Al Simposio Engel si è fatto il punto sulle future tendenze dello stampaggio a iniezione. Sono state presentate: una pressa e-duo in versione elettrica, la victory 500 e soluzioni inedite per la polimerizzazione e la reticolazione a bassa temperatura in linea

Per quanto concerne i diversi campi applicativi, la principale attrazione della sezione auto motive è stata il prototipo di un impianto RIM per la produzione di semilavorati in composito termoplastico. L’isola è basata su una pressa e-victory 310H/310V/120 combi (fig. 1) che produrrà inserti per pedali freno partendo da una preforma in fibra di vetro. Il processo prevede il prelievo e la deposizione nello stampo della preforma mediante un robot multiasse Engel easix; un’unità di iniezione RTM ad alta pressione di nuova concezione, azionata da un servomotore elettrico, provvede quindi all’impregnazione della proforma con caprolattame, che con il calore polimerizza in poliammide 6.

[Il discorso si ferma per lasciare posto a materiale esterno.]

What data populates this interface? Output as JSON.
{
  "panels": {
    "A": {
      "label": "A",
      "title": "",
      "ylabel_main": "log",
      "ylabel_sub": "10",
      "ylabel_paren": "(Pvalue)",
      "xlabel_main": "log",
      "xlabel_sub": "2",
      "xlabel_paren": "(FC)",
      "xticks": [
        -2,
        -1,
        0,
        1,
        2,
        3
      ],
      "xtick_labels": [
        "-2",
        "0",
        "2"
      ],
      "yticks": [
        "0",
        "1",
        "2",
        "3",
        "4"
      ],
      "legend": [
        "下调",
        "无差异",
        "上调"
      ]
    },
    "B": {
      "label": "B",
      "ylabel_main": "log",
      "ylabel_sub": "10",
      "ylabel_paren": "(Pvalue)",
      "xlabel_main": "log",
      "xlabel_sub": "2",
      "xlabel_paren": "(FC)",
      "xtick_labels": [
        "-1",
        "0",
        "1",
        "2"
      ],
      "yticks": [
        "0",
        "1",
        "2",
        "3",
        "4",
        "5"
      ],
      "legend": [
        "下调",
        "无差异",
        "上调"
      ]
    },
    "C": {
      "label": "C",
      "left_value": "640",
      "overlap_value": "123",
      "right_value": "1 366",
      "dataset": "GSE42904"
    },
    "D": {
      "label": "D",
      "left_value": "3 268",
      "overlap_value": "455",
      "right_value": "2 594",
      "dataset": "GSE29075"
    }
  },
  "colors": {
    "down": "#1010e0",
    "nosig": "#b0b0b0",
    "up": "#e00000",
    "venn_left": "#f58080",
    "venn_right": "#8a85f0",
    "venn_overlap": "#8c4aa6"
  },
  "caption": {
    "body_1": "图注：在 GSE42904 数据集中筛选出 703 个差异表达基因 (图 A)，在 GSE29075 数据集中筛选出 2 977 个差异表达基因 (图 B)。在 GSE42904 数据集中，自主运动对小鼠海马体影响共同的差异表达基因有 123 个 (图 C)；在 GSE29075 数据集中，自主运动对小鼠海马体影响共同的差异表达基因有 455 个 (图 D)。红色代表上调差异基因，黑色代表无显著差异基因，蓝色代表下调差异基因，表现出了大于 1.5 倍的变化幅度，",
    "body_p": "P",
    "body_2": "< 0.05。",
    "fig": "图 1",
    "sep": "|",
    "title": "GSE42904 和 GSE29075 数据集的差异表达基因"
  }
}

La tecnologia di polimerizzazione in sito, caratterizzata da una fase di preparazione e dosaggio del monomero innovativa, è stata sviluppata dal costruttore austriaco in collaborazione con l’Istituto Fraunhofer per le tecnologie chimiche ICT di Pfinztal, in Germania e vede tra i partner anche la ZF di Friedrichshafen. «Grazie alla viscosità estremamente ridotta del caprolattame è possibile impregnare, senza danni, anche i filamenti più sottili della pre-forma» sottolinea Peter Egger, responsabile del Centro tecnologico per i compositi leggeri di Engel Austria
Al Simposio è stata presentata in anteprima la nuova versione elettrica delle presse a due piani, in configurazione duo 2440/500, che stampa per inietto-compressione una cover per laptop (fig. 2), decorata direttamente nello stampo con tecnica IML. Il costruttore tedesco è riuscito a combinare le due tecnologie ottenendo pezzi di spessore inferiore a 1 mm, composti da una struttura in policarbonato ricoperta da un’etichetta decorativa laccata antigraffio, materiali forniti entrambi da Bayer Material Science. Lo stampo per questa applicazione è stato realizzato dalla Inmold Technologies di  Suzhou, in Cina. Il sistema desta interesse anche per come viene gestita l’etichetta: Engel ha infatti spostato le spazzole (Wandres) immediatamente a ridosso dell’area di stampaggio con l’obiettivo di minimizzare gli scarti.